CASE STUDY
Oxford Brookes University adopts Pisys Permit to work system
Summary
Oxford Brookes University has implemented the Pisys Permit to Work system across its Estates and Campus Services operations, replacing a rigid legacy system with a configurable, two-tier approach that better reflects the actual risk profile of work carried out across its campuses. The solution, which went live in December 2025, has been welcomed by estates staff and contract managers who previously had to adapt their working practices to fit the constraints of the old system.
Background
Oxford Brookes University is a modern university based in Oxford, England, with roots going back to 1865. It serves around 18,000 students and maintains a significant estates portfolio across multiple campuses, with a large and varied contractor base covering everything from routine statutory compliance to specialist project work. The majority of contractor management sits within the remit of the estates and information services teams, overseen by the university’s occupational health and safety function.
Challenge
When Paul Bradley joined Oxford Brookes as Director of Occupational Health and Safety, a permit to work system was already in place. However, it quickly became clear that the system lacked the configurability needed to reflect the university’s actual operations.
The fundamental problem was proportionality. Around 80 to 90 per cent of contractor activity on campus was relatively low risk work such as fire system maintenance, roof inspections and asbestos surveys – yet all of it was being processed through a full permit to work workflow designed for high-risk activities. The result was a laborious process that frustrated contract managers and created unnecessary administrative overhead.
A further issue was ownership. The existing system placed the burden of form completion on contractors themselves, who often lacked the site knowledge to answer questions accurately. Internal staff, referred to within the university as hosts – had become detached from the permit process as a result.
After a competitive tender exercise involving around five providers, and a panel of internal stakeholders, Oxford Brookes selected Pisys.
Solution
The key requirement was a system flexible enough to support two distinct processes: a full permit to work for genuinely high-risk activities, and a lighter-touch Authorisation to Work for the majority of lower-risk contractor interactions.

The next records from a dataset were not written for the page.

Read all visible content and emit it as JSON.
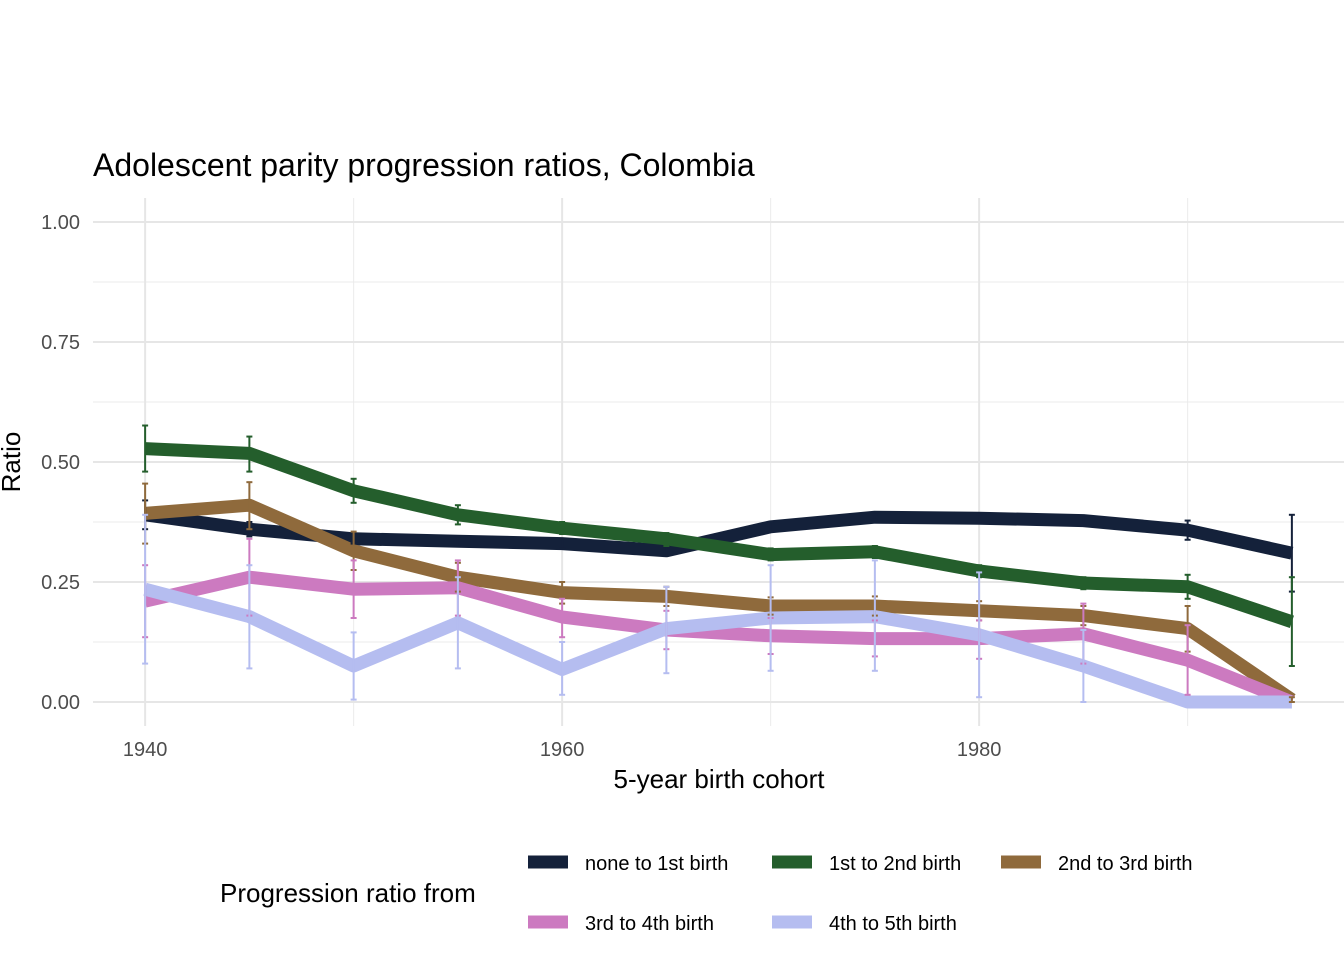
{
  "chart_data": {
    "type": "line",
    "title": "Adolescent parity progression ratios,  Colombia",
    "xlabel": "5-year birth cohort",
    "ylabel": "Ratio",
    "xlim": [
      1937.5,
      1997.5
    ],
    "ylim": [
      -0.05,
      1.05
    ],
    "x_ticks": [
      1940,
      1960,
      1980
    ],
    "x_tick_labels": [
      "1940",
      "1960",
      "1980"
    ],
    "y_ticks": [
      0,
      0.25,
      0.5,
      0.75,
      1.0
    ],
    "y_tick_labels": [
      "0.00",
      "0.25",
      "0.50",
      "0.75",
      "1.00"
    ],
    "grid": true,
    "legend_position": "bottom",
    "legend_title": "Progression ratio from",
    "x": [
      1940,
      1945,
      1950,
      1955,
      1960,
      1965,
      1970,
      1975,
      1980,
      1985,
      1990,
      1995
    ],
    "series": [
      {
        "name": "none to 1st birth",
        "color": "#14213a",
        "values": [
          0.39,
          0.36,
          0.34,
          0.335,
          0.33,
          0.315,
          0.365,
          0.385,
          0.383,
          0.378,
          0.358,
          0.31
        ],
        "lower": [
          0.36,
          0.345,
          0.33,
          0.325,
          0.32,
          0.305,
          0.355,
          0.38,
          0.376,
          0.368,
          0.338,
          0.23
        ],
        "upper": [
          0.42,
          0.375,
          0.35,
          0.345,
          0.34,
          0.325,
          0.375,
          0.39,
          0.39,
          0.388,
          0.378,
          0.39
        ]
      },
      {
        "name": "1st to 2nd birth",
        "color": "#245e2c",
        "values": [
          0.528,
          0.518,
          0.44,
          0.39,
          0.362,
          0.34,
          0.307,
          0.313,
          0.273,
          0.248,
          0.24,
          0.167
        ],
        "lower": [
          0.48,
          0.48,
          0.415,
          0.37,
          0.35,
          0.325,
          0.295,
          0.3,
          0.26,
          0.235,
          0.215,
          0.075
        ],
        "upper": [
          0.576,
          0.553,
          0.465,
          0.41,
          0.375,
          0.352,
          0.32,
          0.325,
          0.285,
          0.26,
          0.265,
          0.26
        ]
      },
      {
        "name": "2nd to 3rd birth",
        "color": "#8f6a3c",
        "values": [
          0.393,
          0.41,
          0.315,
          0.26,
          0.228,
          0.22,
          0.2,
          0.2,
          0.19,
          0.18,
          0.153,
          0.005
        ],
        "lower": [
          0.33,
          0.36,
          0.275,
          0.23,
          0.205,
          0.2,
          0.182,
          0.18,
          0.17,
          0.16,
          0.105,
          0.0
        ],
        "upper": [
          0.455,
          0.458,
          0.355,
          0.29,
          0.25,
          0.24,
          0.218,
          0.22,
          0.21,
          0.2,
          0.2,
          0.01
        ]
      },
      {
        "name": "3rd to 4th birth",
        "color": "#cc7ac0",
        "values": [
          0.21,
          0.26,
          0.235,
          0.238,
          0.177,
          0.15,
          0.138,
          0.132,
          0.132,
          0.142,
          0.087,
          0.0
        ],
        "lower": [
          0.135,
          0.18,
          0.175,
          0.18,
          0.135,
          0.11,
          0.1,
          0.095,
          0.09,
          0.08,
          0.015,
          0.0
        ],
        "upper": [
          0.285,
          0.34,
          0.295,
          0.295,
          0.215,
          0.19,
          0.175,
          0.17,
          0.17,
          0.205,
          0.16,
          0.0
        ]
      },
      {
        "name": "4th to 5th birth",
        "color": "#b5bdf0",
        "values": [
          0.235,
          0.178,
          0.075,
          0.165,
          0.068,
          0.153,
          0.175,
          0.178,
          0.14,
          0.075,
          0.0,
          0.0
        ],
        "lower": [
          0.08,
          0.07,
          0.005,
          0.07,
          0.015,
          0.06,
          0.065,
          0.065,
          0.01,
          0.0,
          0.0,
          0.0
        ],
        "upper": [
          0.39,
          0.285,
          0.145,
          0.26,
          0.125,
          0.24,
          0.285,
          0.295,
          0.27,
          0.15,
          0.0,
          0.0
        ]
      }
    ]
  }
}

The Pisys system was configured to cater for both scenarios. The Authorisation to Work captures who is on site, confirms that induction has been completed and checks that contractors hold the appropriate training and competencies, without the overhead of a full permit. For recurring term contractors, a single authorisation can remain valid for six months, significantly reducing repeat administration.
Critically, the system was configured so that a small set of essential questions must be completed by the host – the internal university contact – rather than the contractor. This shift created a much greater degree of ownership among estates staff and ensured that site-specific knowledge was built into every permit from the outset.

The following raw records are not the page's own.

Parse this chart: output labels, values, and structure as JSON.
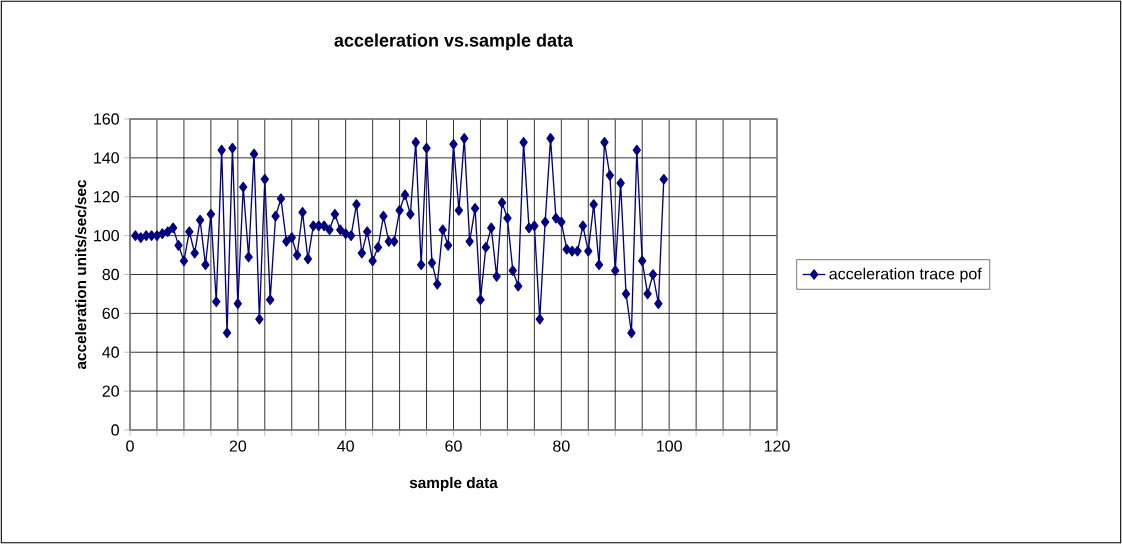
{
  "chart_data": {
    "type": "line",
    "title": "acceleration vs.sample data",
    "xlabel": "sample data",
    "ylabel": "acceleration units/sec/sec",
    "x": [
      1,
      2,
      3,
      4,
      5,
      6,
      7,
      8,
      9,
      10,
      11,
      12,
      13,
      14,
      15,
      16,
      17,
      18,
      19,
      20,
      21,
      22,
      23,
      24,
      25,
      26,
      27,
      28,
      29,
      30,
      31,
      32,
      33,
      34,
      35,
      36,
      37,
      38,
      39,
      40,
      41,
      42,
      43,
      44,
      45,
      46,
      47,
      48,
      49,
      50,
      51,
      52,
      53,
      54,
      55,
      56,
      57,
      58,
      59,
      60,
      61,
      62,
      63,
      64,
      65,
      66,
      67,
      68,
      69,
      70,
      71,
      72,
      73,
      74,
      75,
      76,
      77,
      78,
      79,
      80,
      81,
      82,
      83,
      84,
      85,
      86,
      87,
      88,
      89,
      90,
      91,
      92,
      93,
      94,
      95,
      96,
      97,
      98,
      99
    ],
    "series": [
      {
        "name": "acceleration trace pof",
        "color": "#000080",
        "values": [
          100,
          99,
          100,
          100,
          100,
          101,
          102,
          104,
          95,
          87,
          102,
          91,
          108,
          85,
          111,
          66,
          144,
          50,
          145,
          65,
          125,
          89,
          142,
          57,
          129,
          67,
          110,
          119,
          97,
          99,
          90,
          112,
          88,
          105,
          105,
          105,
          103,
          111,
          103,
          101,
          100,
          116,
          91,
          102,
          87,
          94,
          110,
          97,
          97,
          113,
          121,
          111,
          148,
          85,
          145,
          86,
          75,
          103,
          95,
          147,
          113,
          150,
          97,
          114,
          67,
          94,
          104,
          79,
          117,
          109,
          82,
          74,
          148,
          104,
          105,
          57,
          107,
          150,
          109,
          107,
          93,
          92,
          92,
          105,
          92,
          116,
          85,
          148,
          131,
          82,
          127,
          70,
          50,
          144,
          87,
          70,
          80,
          65,
          129
        ]
      }
    ],
    "xlim": [
      0,
      120
    ],
    "ylim": [
      0,
      160
    ],
    "xticks": [
      0,
      {
        "value": 5,
        "label": null
      },
      {
        "value": 10,
        "label": null
      },
      {
        "value": 15,
        "label": null
      },
      20,
      {
        "value": 25,
        "label": null
      },
      {
        "value": 30,
        "label": null
      },
      {
        "value": 35,
        "label": null
      },
      40,
      {
        "value": 45,
        "label": null
      },
      {
        "value": 50,
        "label": null
      },
      {
        "value": 55,
        "label": null
      },
      60,
      {
        "value": 65,
        "label": null
      },
      {
        "value": 70,
        "label": null
      },
      {
        "value": 75,
        "label": null
      },
      80,
      {
        "value": 85,
        "label": null
      },
      {
        "value": 90,
        "label": null
      },
      {
        "value": 95,
        "label": null
      },
      100,
      {
        "value": 105,
        "label": null
      },
      {
        "value": 110,
        "label": null
      },
      {
        "value": 115,
        "label": null
      },
      120
    ],
    "yticks": [
      0,
      20,
      40,
      60,
      80,
      100,
      120,
      140,
      160
    ],
    "grid": true,
    "legend": "right",
    "marker": "diamond",
    "line_style": "solid"
  }
}
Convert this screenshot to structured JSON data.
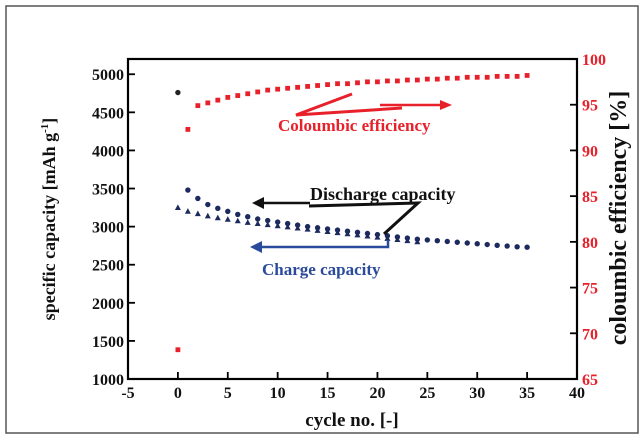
{
  "chart_data": {
    "type": "scatter",
    "xlabel": "cycle no. [-]",
    "ylabel_left": "specific capacity [mAh g",
    "ylabel_left_sup": "-1",
    "ylabel_left_close": "]",
    "ylabel_right": "coloumbic efficiency [%]",
    "xlim": [
      -5,
      40
    ],
    "ylim_left": [
      1000,
      5200
    ],
    "ylim_right": [
      65,
      100
    ],
    "x_ticks": [
      "-5",
      "0",
      "5",
      "10",
      "15",
      "20",
      "25",
      "30",
      "35",
      "40"
    ],
    "y_left_ticks": [
      "1000",
      "1500",
      "2000",
      "2500",
      "3000",
      "3500",
      "4000",
      "4500",
      "5000"
    ],
    "y_right_ticks": [
      "65",
      "70",
      "75",
      "80",
      "85",
      "90",
      "95",
      "100"
    ],
    "colors": {
      "discharge": "#1c2a5e",
      "charge": "#1c2a5e",
      "efficiency": "#e8202a",
      "axis_right": "#e8202a",
      "first_cycle_discharge": "#222222"
    },
    "annotations": {
      "efficiency": "Coloumbic efficiency",
      "discharge": "Discharge capacity",
      "charge": "Charge capacity"
    },
    "series": [
      {
        "name": "Discharge capacity",
        "axis": "left",
        "marker": "circle",
        "x": [
          0,
          1,
          2,
          3,
          4,
          5,
          6,
          7,
          8,
          9,
          10,
          11,
          12,
          13,
          14,
          15,
          16,
          17,
          18,
          19,
          20,
          21,
          22,
          23,
          24,
          25,
          26,
          27,
          28,
          29,
          30,
          31,
          32,
          33,
          34,
          35
        ],
        "y": [
          4760,
          3480,
          3370,
          3290,
          3240,
          3200,
          3160,
          3130,
          3100,
          3080,
          3060,
          3040,
          3020,
          3000,
          2985,
          2970,
          2955,
          2940,
          2925,
          2910,
          2895,
          2880,
          2865,
          2850,
          2835,
          2825,
          2815,
          2805,
          2795,
          2785,
          2775,
          2765,
          2755,
          2745,
          2735,
          2730
        ]
      },
      {
        "name": "Charge capacity",
        "axis": "left",
        "marker": "triangle",
        "x": [
          0,
          1,
          2,
          3,
          4,
          5,
          6,
          7,
          8,
          9,
          10,
          11,
          12,
          13,
          14,
          15,
          16,
          17,
          18,
          19,
          20,
          21,
          22,
          23,
          24
        ],
        "y": [
          3250,
          3200,
          3170,
          3140,
          3115,
          3095,
          3075,
          3055,
          3040,
          3025,
          3010,
          2995,
          2980,
          2965,
          2950,
          2935,
          2920,
          2905,
          2890,
          2875,
          2860,
          2845,
          2830,
          2815,
          2800
        ]
      },
      {
        "name": "Coloumbic efficiency",
        "axis": "right",
        "marker": "square",
        "x": [
          0,
          1,
          2,
          3,
          4,
          5,
          6,
          7,
          8,
          9,
          10,
          11,
          12,
          13,
          14,
          15,
          16,
          17,
          18,
          19,
          20,
          21,
          22,
          23,
          24,
          25,
          26,
          27,
          28,
          29,
          30,
          31,
          32,
          33,
          34,
          35
        ],
        "y": [
          68.2,
          92.3,
          94.9,
          95.2,
          95.5,
          95.8,
          96.0,
          96.2,
          96.4,
          96.6,
          96.7,
          96.8,
          96.9,
          97.0,
          97.1,
          97.2,
          97.3,
          97.3,
          97.4,
          97.5,
          97.5,
          97.6,
          97.6,
          97.7,
          97.7,
          97.8,
          97.8,
          97.9,
          97.9,
          98.0,
          98.0,
          98.0,
          98.1,
          98.1,
          98.1,
          98.2
        ]
      }
    ]
  }
}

Implementation took approximately two to three months from agreement to go-live.
Result
A stakeholder review conducted around one month after go-live found the response to be overwhelmingly positive. Paul Bradley says: “The introduction of the Authorisation to Work process has saved a significant amount of time for contract managers, given that the large majority of contractor activity now moves through the lighter workflow. Pisys was also more cost-competitive than the previous provider, delivering a direct financial saving alongside the operational improvements”.
CLEARER
Ownership
FINANCIAL
Savings
FASTER
Processing
Testimonial
The Pisys Permit to Work system allows us to be much more proportionate in how we manage our risks on site. The main stakeholders are thrilled with the solution, and the support from the Pisys team has been absolutely fantastic - I can't fault it.